Why is Vancouver still playing small?

rhum.hr and BKR Capital's Dana Ramnarine argues Vancouver must move beyond performative optimism to build a real innovation economy.

Web Summit wrapped, and one phrase echoed in my mind that I heard across multiple conversations, events and panels: “innovation ecosystem.”

Our fair city was abuzz with so many interesting companies in town, and we had a huge opportunity to showcase what Vancouver founders are doing to put the city on the map as an ecosystem to be reckoned with.

We have a solid foundation here, with over 12,000 tech companies, 182,000 skilled workers, and significant capital investments. Programs like Innovate BC’s Ignite and the Small Business Venture Capital Tax Credit exist to grease the wheels for founders. And PacifiCan’s $6.6 million move to land Web Summit for three years? Impressive!

On paper, it looks like we’ve arrived.

But in my opinion, we still have a long way to go.

The shiny press releases and excessive optimism don’t match what’s actually happening on the ground for founders, funders, and talent.

Despite our ranking as a top innovation ecosystem, the infrastructure behind BC’s innovation ecosystem has stagnated. 

My issue: performative optimism

Performative optimism is the belief that storytelling is progress. It’s everywhere, the LinkedIn stories, virtual high-fives, and excessive tags, likes, and comments. We see announcements and think they equal infrastructure – that hosting a global summit is a proxy for being ready to compete on a worldwide stage.

It’s the status quo in Vancouver: a well-meaning but disconnected narrative about innovation — told in panels, press kits, and pitch decks — while the actual machinery of scale, sustainability, and inclusion remains underdeveloped.

I’m not here to be negative, I promise. I’m one of the few born and raised Vancouverites who is fully committed to seeing this city fully realized as the innovation ecosystem in our diverse DNA. I want to share my honest opinion and invite you all to think about the change we need to see to strengthen our province’s innovation ecosystem.

What’s holding us back?

1. Few anchors, no loop

We don’t have enough anchor tech companies. I can count on one hand Vancouver’s giants that recycle talent, capital, and institutional knowledge back into the ecosystem. When exits happen, they get absorbed into larger U.S. firms, and the expertise goes with them. There’s no ecosystem feedback loop — just an off-ramp.
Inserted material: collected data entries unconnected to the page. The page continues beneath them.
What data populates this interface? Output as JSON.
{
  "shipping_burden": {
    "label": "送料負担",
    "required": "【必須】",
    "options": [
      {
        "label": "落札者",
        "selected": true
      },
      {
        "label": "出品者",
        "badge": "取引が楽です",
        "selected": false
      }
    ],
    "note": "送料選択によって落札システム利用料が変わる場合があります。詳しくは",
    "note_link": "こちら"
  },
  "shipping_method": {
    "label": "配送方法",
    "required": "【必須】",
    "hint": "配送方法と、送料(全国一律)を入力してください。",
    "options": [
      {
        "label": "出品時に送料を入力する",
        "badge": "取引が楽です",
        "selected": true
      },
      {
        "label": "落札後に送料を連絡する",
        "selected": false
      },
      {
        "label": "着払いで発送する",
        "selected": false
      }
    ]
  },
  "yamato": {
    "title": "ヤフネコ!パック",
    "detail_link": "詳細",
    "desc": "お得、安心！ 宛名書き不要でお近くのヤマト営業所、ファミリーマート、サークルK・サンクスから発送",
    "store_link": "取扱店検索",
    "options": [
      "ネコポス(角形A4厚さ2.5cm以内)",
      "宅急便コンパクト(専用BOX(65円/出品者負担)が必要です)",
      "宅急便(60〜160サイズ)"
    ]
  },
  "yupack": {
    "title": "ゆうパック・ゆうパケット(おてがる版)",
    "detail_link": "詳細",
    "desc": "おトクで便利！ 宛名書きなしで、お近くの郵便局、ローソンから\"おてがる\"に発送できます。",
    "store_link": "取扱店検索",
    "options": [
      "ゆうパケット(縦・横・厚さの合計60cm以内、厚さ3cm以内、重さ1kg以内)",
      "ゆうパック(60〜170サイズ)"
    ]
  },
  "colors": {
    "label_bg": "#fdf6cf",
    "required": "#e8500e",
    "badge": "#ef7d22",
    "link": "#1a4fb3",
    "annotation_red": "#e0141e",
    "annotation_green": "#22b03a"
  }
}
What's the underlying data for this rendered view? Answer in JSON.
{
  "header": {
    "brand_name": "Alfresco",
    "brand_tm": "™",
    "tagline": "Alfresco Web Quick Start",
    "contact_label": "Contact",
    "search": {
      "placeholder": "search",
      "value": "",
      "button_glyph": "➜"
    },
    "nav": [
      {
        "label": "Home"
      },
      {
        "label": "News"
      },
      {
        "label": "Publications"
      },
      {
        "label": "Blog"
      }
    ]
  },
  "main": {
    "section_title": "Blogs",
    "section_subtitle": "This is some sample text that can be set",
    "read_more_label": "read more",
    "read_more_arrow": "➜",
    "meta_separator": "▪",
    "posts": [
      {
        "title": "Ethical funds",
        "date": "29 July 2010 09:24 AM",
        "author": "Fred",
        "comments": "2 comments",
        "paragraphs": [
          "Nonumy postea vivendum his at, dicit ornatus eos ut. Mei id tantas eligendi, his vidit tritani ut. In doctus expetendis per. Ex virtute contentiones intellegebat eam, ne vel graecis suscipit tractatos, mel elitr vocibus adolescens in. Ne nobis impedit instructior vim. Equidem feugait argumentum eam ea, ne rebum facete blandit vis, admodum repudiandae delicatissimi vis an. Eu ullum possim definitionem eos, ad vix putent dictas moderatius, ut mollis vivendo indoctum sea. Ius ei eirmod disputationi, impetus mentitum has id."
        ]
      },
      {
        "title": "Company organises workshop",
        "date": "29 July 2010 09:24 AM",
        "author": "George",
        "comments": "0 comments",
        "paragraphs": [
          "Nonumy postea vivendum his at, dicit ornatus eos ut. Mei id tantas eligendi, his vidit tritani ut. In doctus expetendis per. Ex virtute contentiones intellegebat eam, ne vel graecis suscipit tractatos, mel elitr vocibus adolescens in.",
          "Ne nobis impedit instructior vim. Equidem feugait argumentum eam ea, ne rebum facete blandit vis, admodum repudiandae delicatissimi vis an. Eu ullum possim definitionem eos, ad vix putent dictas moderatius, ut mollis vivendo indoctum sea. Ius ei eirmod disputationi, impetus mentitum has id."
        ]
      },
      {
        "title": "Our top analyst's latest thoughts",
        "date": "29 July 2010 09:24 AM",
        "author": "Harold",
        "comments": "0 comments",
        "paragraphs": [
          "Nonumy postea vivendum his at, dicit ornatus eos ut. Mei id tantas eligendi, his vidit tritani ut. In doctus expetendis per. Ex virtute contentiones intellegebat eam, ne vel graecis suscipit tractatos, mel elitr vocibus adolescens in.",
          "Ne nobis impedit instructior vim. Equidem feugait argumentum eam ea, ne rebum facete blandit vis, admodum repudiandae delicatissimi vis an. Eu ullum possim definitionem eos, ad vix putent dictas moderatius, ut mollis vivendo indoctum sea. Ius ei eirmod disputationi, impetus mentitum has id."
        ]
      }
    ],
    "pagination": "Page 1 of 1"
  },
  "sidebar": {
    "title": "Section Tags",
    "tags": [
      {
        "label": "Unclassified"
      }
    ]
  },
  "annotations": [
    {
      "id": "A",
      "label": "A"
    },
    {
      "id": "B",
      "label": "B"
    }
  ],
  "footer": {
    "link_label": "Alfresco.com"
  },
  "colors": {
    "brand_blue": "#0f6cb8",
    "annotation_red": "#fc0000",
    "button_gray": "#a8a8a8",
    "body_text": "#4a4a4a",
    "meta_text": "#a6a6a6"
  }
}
2. Giving startups a fighting chance

Early-stage founders are stuck in a holding pattern — post-MVP, pre-Series A — not because their ideas are weak, but because the support for startups isn’t batting at its best. Programs are fragmented. Mentorship isn’t deep. Funding can be more founder-first.

3. We can’t retain talent

We develop world-class technical and creative talent, but we can’t keep it. Why? Compensation is weak. Career paths are shallow. And the cost of living in BC makes it hard to justify staying when Toronto, Calgary, and Montreal are calling and promising huge perks to help founders keep operating costs in check. BC doesn’t have an innovative talent strategy — and has an opportunity with more Canadians returning home, to create a strong platform for Canadian talent coast to coast to coast.

4. Diversity is cosmetic

Diversity still feels aesthetic. We talk about it, but we aren’t funding enough underrepresented founders at scale. We need bolder shifts with who makes decisions, who gets mentored, or who sits on cap tables. Inclusion is still optional. And if that doesn’t change, we’ll keep building an ecosystem that only works for a select few.

Vancouver could lead — if we’re willing to get real.

Vancouver isn’t broken. But it is still underperforming. And that should light a fire, not just a branding campaign.

We have the ingredients to lead: proximity to the U.S. market, strength in cleantech and life sciences, a growing creative tech sector, and one of the most diverse populations in Canada.

What we need now is to grow up as an ecosystem:

  • From pilot programs to full pipelines. Support founders from spark to scale and continue to build out robust programming that set founders up for long-term success in this economy.

  • From one-off grants to long-game investment. Build the boring stuff—compensation benchmarks, repeatable mentorship, real succession plans.

  • From tokenism to transformation. Fund different kinds of founders, and let them build different types of companies.

Let’s get real, BC.

The gap between what B.C. says it is and what it actually delivers is growing. And if we don’t start closing that gap, we will continue to lose talent and opportunities to retain the most imaginative and forward-thinking creators who want to build successful companies in BC.

Dana Ramnarine is COO at rhum.hr and Head of Talent at BKR Capital.